Este cenário foi uma possibilidade traçada por alguns analistas, que definiram estas eleições como “as mais importantes desta geração”. A atual composição do parlamento autónomo da Irlanda distribui-se por 40 assentos para os partidos unionistas e 39 para as forças republicanas, com os restantes lugares a pertencerem a deputados que não estão associados a nenhuma dessas duas tradições políticas.

Enquanto os unionistas defendem a integração da Irlanda do Norte no Reino Unido e são maioritariamente protestantes, os republicanos, na sua maioria católica, reivindicam a integração da região do Ulster na República da Irlanda.

Questões sociais, Brexit e diferenças históricas
A 10 de Abril 1998, o chamado Acordo de Belfast, também conhecido como Acordo Sexta-feira Santa, estabeleceu a paz e pôs fim a um conflito, entre católicos e protestantes, IRA e militares britânicos, que durante 30 anos alimentou um conflito no qual morreram cerca de 3.500 pessoas.

Esse acordo estipulou também que o governo da região integre unionistas e republicanos e que o partido mais votado na Irlanda do Norte teria direito a nomear o chefe do executivo e o segundo mais votado o lugar de número dois.
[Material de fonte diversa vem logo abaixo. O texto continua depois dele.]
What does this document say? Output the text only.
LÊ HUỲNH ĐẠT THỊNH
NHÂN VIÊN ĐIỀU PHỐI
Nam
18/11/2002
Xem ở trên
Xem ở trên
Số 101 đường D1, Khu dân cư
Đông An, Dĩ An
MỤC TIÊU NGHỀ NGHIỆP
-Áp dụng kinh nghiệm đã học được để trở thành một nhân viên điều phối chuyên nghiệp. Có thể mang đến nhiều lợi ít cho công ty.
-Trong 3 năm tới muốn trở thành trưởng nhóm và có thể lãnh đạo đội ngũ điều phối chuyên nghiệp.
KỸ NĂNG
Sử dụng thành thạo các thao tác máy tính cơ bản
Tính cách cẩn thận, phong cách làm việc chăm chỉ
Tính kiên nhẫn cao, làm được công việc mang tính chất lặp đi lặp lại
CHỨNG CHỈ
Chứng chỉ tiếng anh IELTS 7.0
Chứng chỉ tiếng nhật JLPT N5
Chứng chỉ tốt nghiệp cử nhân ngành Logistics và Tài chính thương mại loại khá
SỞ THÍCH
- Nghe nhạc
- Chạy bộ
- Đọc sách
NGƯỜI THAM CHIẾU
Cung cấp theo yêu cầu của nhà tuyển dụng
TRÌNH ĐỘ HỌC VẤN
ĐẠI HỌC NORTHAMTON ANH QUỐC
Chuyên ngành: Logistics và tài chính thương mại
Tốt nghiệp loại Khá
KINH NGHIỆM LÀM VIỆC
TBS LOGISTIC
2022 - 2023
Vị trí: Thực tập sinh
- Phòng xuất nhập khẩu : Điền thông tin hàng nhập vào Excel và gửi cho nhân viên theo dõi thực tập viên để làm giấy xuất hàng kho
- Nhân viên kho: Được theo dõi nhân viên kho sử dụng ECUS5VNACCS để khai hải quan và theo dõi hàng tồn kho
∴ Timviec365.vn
Nos últimos dez anos foi o que aconteceu entre o DUP e o Sinn Féin, respetivamente.

Mas depois do último ato eleitoral, o vice primeiro-ministro Martin McGuinness, ex-líder do Sinn Féin, demitiu-se, em divergência com a dirigente do DUP e primeira-ministra Arlene Foster, a quem atribuiu responsabilidades nas alegadas irregularidades de um programa de incentivo às empresas para uso de energias renováveis.

Arlene Foster (REUTERS/Clodagh Kilcoyne)
Arlene Foster (REUTERS/Clodagh Kilcoyne)

Esta será, no entanto apenas a ponta do iceberg, uma vez que, segundo os analistas há diferenças históricas e em diversas matérias políticas a separar os dois partidos. Apesar de o cessar-fogo de 1998 ter sido respeitado até hoje, as comunidades católicas e protestantes continuam divididas e subsistem focos de tensão em algumas cidades, como refletem alguns muros em Belfast.
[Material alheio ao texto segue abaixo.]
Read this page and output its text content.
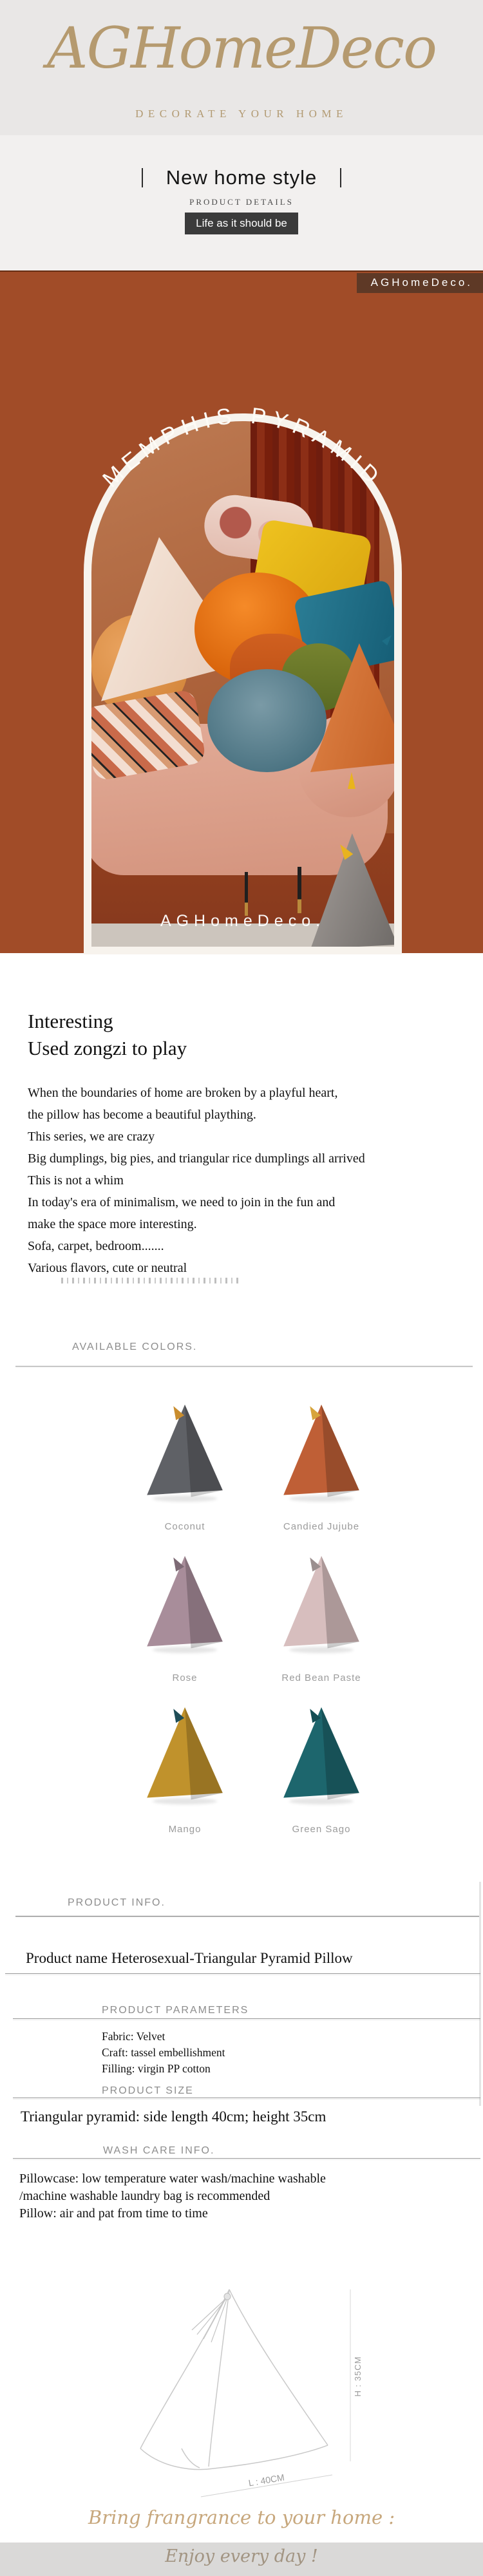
AGHomeDeco
DECORATE YOUR HOME
New home style
PRODUCT DETAILS
Life as it should be
AGHomeDeco.
AGHomeDeco.
MEMPHIS PYRAMID
Interesting
Used zongzi to play
When the boundaries of home are broken by a playful heart,
the pillow has become a beautiful plaything.
This series, we are crazy
Big dumplings, big pies, and triangular rice dumplings all arrived
This is not a whim
In today's era of minimalism, we need to join in the fun and
make the space more interesting.
Sofa, carpet, bedroom.......
Various flavors, cute or neutral
AVAILABLE COLORS.
Coconut	Candied Jujube
Rose	Red Bean Paste
Mango	Green Sago
PRODUCT INFO.
Product name Heterosexual-Triangular Pyramid Pillow
PRODUCT PARAMETERS
Fabric: Velvet
Craft: tassel embellishment
Filling: virgin PP cotton
PRODUCT SIZE
Triangular pyramid: side length 40cm; height 35cm
WASH CARE INFO.
Pillowcase: low temperature water wash/machine washable
/machine washable laundry bag is recommended
Pillow: air and pat from time to time
H : 35CM
L : 40CM
Bring frangrance to your home :
Enjoy every day !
Entre as mais recentes está o Brexit. Os unionistas fizeram campanha a favor da saída do Reino Unido da União Europeia, enquanto o Sinn Féin é defensor da permanência.

Por outro lado, o DUP opõem-se ao casamento homossexual e a uma lei que promova o ensino do gaélico irlandês ou a legalização do aborto, causas apadrinhadas pelo Sinn Féin, e em relação às quais o DUP usou o direito de veto que os mais de 30 lugares na Assembleia lhe conferia.
Novo capítulo e novo desafio
Estas eleições antecipadas para a Assembleia autónoma da Irlanda do Norte foram também uma oportunidade para renovar a liderança do Sinn Féin. Michelle O’Neill, substituiu, na liderança do partido, Martin McGuinness, uma figura histórica no movimento republicano.

McGuinness, que esteve em funções 10 anos e que é apontado como um dos antigos líderes do IRA, durante os anos 70 e 80, apesar de o próprio sustentar que saiu da organização em 1974, alegou problemas de saúde para se retirar.

Como nova líder do Sinn Féin, Michelle O’Neill estreou-se nestas eleições como um espécie de vencedora ao conseguir quase o mesmo número de lugares que o DUP de Arlene Foster e as suas primeiras declarações sobre os resultados da votação soaram nesse sentido:

“Acredito que é um grande dia para a igualdade, um grande dia para a democracia”, declarou a nova líder e segunda mulher à frente do partido, depois de Margaret Buckley, entre 1937 e 1950.

Já Arlene Foster pode ver posta em causa a sua liderança à frente do DUP, por estes resultados eleitorais mas também pelo seu alegado envolvimento no caso das irregularidades na política de energias renováveis do governo em fim de mandato.

Michelle O’Neill, já avisou que não aceitará formar governo enquanto não for esclarecido o papel de Arlene Foster no descarrilamento do programa de energia em vários milhões de euros.

O ministro do Reino Unido para a Irlanda do Norte, James Brokenshire, alertou para o risco de as incompatibilidades se agudizarem, impossibilitando a formação de um governo de coligação. Em último caso, disse, isso poderia levar a que a autoridade política em Belfast voltasse a ser exercida em governação direta a partir de Londres.

“Esta eleição pode acentuar divisões e ameaçar a continuidade das instituições autónomas”, alertou.

O Sinn Féin e o DUP têm agora três semanas para formarem governo. Se não chegarem a acordo, poderão ter de ser convocadas novas eleições.